Mr Allan has removed solar panels from his Brunswick roof, declaring the policies of both the federal and state Labor Government anti-solar.
Mr Allan, who works as an environmental consultant, says both levels of government are undermining the contribution of small-scale solar photovoltaic (PV) panels to reducing greenhouse emissions.
Last year the State Government announced a new subsidy scheme for solar panels under which residents with panels would be paid a premium for the surplus power they feed back into the electricity grid.
The subsidy would only be available to households, not businesses or farms, with small PV systems of less than two kilowatts and households.
In his bid to maximise the power generated from his roof, Allan had spent $24,000 on a 2.4 kilowatt system of 14 panels, rendering him ineligible for the subsidy.
Allan says the two-kilowatt cap means only "toy-sized" systems are recognised making it clear the Government is not serious about the subsidy being effective. He says the cap needs to be lifted to 10 kilowatts and the subsidy made available to all solar producers including farmers and businesses.
So far Allan has removed four panels to bring his system under the Government's proposed cap. If the Government does not lift the cap, Allan says he will smash panels on the steps of Parliament House as a protest.
"We're feeling so frustrated by state and federal half-heartedness on solar. So to symbolise the destruction of the industry we may go and destroy panels that are no longer any use," he said.
Environment groups and the Government's own Department of Sustainability had pushed for a German-style subsidy known as a gross feed-in tariff.
The Government rejected the model, declaring it unfair to lower incomes without solar, and claiming it would add $100 to all household power bills.
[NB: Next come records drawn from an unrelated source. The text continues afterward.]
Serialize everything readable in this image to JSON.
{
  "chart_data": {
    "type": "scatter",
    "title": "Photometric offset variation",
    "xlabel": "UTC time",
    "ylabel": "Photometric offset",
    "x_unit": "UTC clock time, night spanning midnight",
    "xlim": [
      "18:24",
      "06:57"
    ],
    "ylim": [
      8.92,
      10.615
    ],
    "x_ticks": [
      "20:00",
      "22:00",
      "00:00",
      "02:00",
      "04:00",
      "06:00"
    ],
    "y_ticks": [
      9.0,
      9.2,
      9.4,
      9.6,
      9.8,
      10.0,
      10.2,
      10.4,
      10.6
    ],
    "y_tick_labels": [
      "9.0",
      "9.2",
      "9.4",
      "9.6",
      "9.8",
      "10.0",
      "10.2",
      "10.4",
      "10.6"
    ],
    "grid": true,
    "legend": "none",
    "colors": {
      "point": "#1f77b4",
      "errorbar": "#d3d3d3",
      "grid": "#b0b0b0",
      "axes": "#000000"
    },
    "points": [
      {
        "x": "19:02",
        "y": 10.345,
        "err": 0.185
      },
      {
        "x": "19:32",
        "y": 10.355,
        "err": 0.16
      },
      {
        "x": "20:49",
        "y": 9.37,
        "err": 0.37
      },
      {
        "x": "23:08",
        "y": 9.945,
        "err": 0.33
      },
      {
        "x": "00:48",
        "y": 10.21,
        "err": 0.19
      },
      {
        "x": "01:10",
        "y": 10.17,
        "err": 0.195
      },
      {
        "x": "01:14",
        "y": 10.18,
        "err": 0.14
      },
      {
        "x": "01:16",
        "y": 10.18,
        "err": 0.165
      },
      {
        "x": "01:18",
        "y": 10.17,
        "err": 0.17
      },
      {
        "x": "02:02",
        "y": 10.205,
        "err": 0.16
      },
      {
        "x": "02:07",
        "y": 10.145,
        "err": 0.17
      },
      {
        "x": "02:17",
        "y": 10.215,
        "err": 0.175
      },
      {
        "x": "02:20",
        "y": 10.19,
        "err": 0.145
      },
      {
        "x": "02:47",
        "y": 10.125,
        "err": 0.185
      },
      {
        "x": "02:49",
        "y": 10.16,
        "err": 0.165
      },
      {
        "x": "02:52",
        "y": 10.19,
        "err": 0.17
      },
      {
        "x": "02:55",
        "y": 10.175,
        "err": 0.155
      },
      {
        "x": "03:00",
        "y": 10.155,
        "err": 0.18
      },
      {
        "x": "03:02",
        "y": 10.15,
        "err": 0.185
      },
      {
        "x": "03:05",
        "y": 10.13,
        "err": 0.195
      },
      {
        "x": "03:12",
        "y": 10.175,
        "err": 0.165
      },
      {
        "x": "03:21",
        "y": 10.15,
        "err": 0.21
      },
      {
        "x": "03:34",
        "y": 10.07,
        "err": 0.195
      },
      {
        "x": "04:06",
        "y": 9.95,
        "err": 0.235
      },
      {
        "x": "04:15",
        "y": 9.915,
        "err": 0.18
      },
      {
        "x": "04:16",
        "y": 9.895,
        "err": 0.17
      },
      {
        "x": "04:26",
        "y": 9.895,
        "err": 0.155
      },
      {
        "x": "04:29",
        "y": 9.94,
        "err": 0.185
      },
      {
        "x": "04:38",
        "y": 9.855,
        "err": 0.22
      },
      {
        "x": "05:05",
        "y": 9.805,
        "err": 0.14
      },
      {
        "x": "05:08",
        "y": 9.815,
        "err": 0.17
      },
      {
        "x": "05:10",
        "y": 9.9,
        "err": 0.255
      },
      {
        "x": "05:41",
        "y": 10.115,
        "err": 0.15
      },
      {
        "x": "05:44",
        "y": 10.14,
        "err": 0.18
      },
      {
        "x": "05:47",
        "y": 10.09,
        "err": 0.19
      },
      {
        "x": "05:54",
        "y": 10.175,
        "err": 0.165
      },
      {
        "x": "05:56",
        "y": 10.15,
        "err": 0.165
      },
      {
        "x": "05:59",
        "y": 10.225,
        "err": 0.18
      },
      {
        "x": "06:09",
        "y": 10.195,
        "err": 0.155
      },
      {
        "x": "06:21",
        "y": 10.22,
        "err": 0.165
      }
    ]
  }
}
However, The Age revealed this week confidential advice from senior Government officers that the real cost was just $7.
Mr Allan is also angry about the Rudd Government's proposed Carbon Pollution Reduction Scheme. Last month the Government announced it would replace John Howard's $8000 solar rebate with a scheme that allowed those with solar panels to claim solar credits.
But Mr Allan was stunned to discover his carbon-cutting efforts would be cancelled out by the fact that his credits could be claimed by power retailers under their own carbon reduction obligations. The effect, agree experts, is that household solar panels will make no real contribution in carbon emissions. "How would be anyone be motivated to do this knowing their action would not be reducing the amount of renewable energy generated overall?"
A spokeswoman for Climate Change Minister Penny Wong would not directly respond when asked if the Government would consider amending the carbon reduction policies to account for household action.
"Everyone has to do their bit to reduce carbon pollution — from big business to households — no one gets a free ride," she said.